Nottingham University Business School, Nottingham, UK.
Sociol Health Illn. 2019 Nov;41(8):1585-1599. doi: 10.1111/1467-9566.12969. Epub 2019 Aug 18.
We draw on findings from qualitative interviews with health data researchers, GPs and citizens who opted out from NHS England's care.data programme to explore controversies and negotiations around data sharing in the NHS. Drawing on theoretical perspectives from science and technology studies, we show that the new socio-technical, ethical and economic arrangements were resisted not only on the basis of individual autonomy and protection from exploitation, but also as a collective effort to protect NHS services and patient data. We argue that the resulting opt-outs were a call for more personal control over data use. This was not because these citizens placed their personal interests above those of society.

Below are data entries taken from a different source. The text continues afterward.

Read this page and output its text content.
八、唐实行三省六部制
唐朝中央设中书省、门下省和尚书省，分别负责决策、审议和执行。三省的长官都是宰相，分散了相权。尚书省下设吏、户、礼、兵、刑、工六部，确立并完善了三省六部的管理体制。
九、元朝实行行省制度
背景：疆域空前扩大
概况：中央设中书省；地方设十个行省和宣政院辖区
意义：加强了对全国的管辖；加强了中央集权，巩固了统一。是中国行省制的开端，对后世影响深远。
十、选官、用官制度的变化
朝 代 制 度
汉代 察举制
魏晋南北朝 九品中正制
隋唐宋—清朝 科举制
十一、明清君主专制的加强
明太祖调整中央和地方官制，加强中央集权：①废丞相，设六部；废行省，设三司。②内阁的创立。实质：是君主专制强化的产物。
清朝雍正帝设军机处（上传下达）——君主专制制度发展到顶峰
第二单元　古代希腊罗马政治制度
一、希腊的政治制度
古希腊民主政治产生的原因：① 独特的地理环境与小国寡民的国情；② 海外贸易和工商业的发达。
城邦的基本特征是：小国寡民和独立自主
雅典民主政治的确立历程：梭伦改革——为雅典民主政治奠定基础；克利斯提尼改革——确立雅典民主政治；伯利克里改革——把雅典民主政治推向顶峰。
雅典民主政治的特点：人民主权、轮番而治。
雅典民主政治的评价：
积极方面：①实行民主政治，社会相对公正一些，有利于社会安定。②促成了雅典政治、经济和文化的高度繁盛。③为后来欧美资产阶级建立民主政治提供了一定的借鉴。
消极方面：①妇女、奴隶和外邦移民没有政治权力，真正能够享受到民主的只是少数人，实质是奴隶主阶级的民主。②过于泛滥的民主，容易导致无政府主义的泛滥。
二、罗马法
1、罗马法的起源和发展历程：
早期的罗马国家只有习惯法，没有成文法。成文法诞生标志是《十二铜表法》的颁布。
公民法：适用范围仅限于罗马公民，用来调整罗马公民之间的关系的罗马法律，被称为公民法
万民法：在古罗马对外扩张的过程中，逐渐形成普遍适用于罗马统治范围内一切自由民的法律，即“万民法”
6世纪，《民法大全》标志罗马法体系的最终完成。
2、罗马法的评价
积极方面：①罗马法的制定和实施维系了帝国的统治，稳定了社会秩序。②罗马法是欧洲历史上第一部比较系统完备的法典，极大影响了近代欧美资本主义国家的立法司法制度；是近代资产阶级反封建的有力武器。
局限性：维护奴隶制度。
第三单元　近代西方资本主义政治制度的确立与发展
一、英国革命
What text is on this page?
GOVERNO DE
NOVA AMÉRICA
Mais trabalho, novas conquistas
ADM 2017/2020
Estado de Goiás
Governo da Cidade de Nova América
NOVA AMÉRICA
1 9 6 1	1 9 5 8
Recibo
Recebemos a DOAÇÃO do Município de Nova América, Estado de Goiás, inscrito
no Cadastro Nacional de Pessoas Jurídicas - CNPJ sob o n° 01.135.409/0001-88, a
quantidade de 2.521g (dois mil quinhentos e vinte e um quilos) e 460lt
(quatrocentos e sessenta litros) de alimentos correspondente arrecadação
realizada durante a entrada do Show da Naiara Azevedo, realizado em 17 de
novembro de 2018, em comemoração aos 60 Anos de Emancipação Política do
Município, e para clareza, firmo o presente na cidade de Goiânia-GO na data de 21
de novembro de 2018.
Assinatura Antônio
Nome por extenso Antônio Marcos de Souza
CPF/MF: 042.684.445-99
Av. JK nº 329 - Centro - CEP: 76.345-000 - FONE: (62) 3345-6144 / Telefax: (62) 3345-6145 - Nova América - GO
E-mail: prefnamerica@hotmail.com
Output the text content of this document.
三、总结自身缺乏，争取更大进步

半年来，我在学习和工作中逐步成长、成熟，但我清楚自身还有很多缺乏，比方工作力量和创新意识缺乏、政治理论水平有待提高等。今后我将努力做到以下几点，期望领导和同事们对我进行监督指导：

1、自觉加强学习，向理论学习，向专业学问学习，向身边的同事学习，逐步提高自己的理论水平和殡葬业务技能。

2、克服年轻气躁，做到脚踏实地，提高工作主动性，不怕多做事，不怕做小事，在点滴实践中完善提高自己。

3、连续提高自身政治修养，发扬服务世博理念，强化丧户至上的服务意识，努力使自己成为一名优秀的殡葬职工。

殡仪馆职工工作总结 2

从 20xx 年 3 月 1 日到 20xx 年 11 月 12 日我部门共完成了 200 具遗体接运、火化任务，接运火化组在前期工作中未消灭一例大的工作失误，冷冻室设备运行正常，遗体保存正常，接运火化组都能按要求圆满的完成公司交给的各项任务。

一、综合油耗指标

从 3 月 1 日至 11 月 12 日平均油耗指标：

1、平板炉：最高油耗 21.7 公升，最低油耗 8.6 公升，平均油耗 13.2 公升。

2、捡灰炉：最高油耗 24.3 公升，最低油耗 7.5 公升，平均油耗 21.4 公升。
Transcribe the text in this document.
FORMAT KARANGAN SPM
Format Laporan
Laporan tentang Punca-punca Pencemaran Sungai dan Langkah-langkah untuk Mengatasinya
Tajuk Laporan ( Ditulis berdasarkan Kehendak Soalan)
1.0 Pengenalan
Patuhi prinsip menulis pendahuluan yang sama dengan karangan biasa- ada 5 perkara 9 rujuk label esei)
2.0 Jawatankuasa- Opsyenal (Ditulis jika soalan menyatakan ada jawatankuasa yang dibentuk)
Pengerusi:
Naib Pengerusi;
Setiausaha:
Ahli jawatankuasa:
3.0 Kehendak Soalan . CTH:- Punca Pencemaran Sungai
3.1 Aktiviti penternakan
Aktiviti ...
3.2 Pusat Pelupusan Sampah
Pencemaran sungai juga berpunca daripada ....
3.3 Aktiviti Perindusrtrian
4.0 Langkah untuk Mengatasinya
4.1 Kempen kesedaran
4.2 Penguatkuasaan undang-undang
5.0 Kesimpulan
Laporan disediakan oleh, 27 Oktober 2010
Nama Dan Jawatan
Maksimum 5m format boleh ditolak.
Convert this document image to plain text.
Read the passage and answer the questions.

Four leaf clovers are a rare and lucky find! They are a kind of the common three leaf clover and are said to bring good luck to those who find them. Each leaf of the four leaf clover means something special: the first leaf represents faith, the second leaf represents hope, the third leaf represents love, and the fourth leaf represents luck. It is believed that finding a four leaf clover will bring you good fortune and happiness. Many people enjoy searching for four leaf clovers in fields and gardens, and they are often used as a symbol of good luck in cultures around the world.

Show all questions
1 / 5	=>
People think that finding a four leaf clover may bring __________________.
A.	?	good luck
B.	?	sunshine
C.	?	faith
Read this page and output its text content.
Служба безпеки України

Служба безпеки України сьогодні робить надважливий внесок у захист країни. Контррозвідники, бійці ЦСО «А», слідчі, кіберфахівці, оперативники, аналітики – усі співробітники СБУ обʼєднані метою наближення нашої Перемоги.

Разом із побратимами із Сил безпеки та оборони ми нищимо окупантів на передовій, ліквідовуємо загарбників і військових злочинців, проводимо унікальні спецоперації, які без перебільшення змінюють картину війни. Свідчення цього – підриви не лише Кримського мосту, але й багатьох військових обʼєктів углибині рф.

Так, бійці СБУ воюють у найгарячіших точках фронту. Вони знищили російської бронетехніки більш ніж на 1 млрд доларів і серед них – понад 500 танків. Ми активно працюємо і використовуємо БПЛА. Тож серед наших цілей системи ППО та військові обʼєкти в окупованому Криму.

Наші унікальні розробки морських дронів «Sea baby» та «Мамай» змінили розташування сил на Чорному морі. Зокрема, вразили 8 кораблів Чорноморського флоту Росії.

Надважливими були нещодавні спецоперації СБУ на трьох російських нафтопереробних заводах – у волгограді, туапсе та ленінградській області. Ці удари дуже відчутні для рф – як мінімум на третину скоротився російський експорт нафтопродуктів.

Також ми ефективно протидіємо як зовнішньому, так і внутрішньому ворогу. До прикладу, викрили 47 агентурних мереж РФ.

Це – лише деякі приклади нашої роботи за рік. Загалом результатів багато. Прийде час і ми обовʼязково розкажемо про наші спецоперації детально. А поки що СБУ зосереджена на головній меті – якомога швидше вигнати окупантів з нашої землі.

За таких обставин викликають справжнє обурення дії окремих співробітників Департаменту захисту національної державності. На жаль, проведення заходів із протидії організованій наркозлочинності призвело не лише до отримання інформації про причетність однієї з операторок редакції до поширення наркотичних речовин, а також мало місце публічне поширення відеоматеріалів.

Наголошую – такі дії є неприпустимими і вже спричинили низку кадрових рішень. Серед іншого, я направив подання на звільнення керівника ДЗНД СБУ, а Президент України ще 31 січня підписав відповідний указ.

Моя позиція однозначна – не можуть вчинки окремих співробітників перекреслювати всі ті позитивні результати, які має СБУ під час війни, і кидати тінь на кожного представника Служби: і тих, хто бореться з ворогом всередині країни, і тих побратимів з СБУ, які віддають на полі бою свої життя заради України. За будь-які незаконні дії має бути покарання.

It was because they resisted proposed arrangements by networks of stakeholders, not seen as legitimate, to control flows and benefits of NHS patient data. Approaching informed consent this way helps us to explore resistance as a collective action for influencing the direction of such big data programmes towards the preservation of public access to healthcare as well as the distribution of ethical decision-making between independent, trustworthy institutions and individual citizens.
我们借鉴了定性访谈的结果,访谈对象包括健康数据研究人员、全科医生和选择退出英格兰国民保健署 care.data 项目的公民,以探讨国民保健服务中数据共享的争议和协商。我们借鉴了科学技术研究的理论观点,表明新的社会技术、伦理和经济安排不仅基于个人自主权和防范剥削的需要遭到抵制,而且还遭到了保护国民保健服务和患者数据的集体努力的抵制。我们认为,由此产生的选择退出是呼吁对数据使用拥有更多的个人控制。这并不是因为这些公民将个人利益置于社会利益之上。而是因为他们抵制了利益相关者网络提出的控制 NHS 患者数据流动和利益的安排,这些安排被认为是不合法的。以这种方式处理知情同意有助于我们将抵制视为一种集体行动,以影响此类大数据计划的方向,朝着维护公众获得医疗保健的机会以及在独立、可信赖的机构和个人公民之间分配伦理决策的方向发展。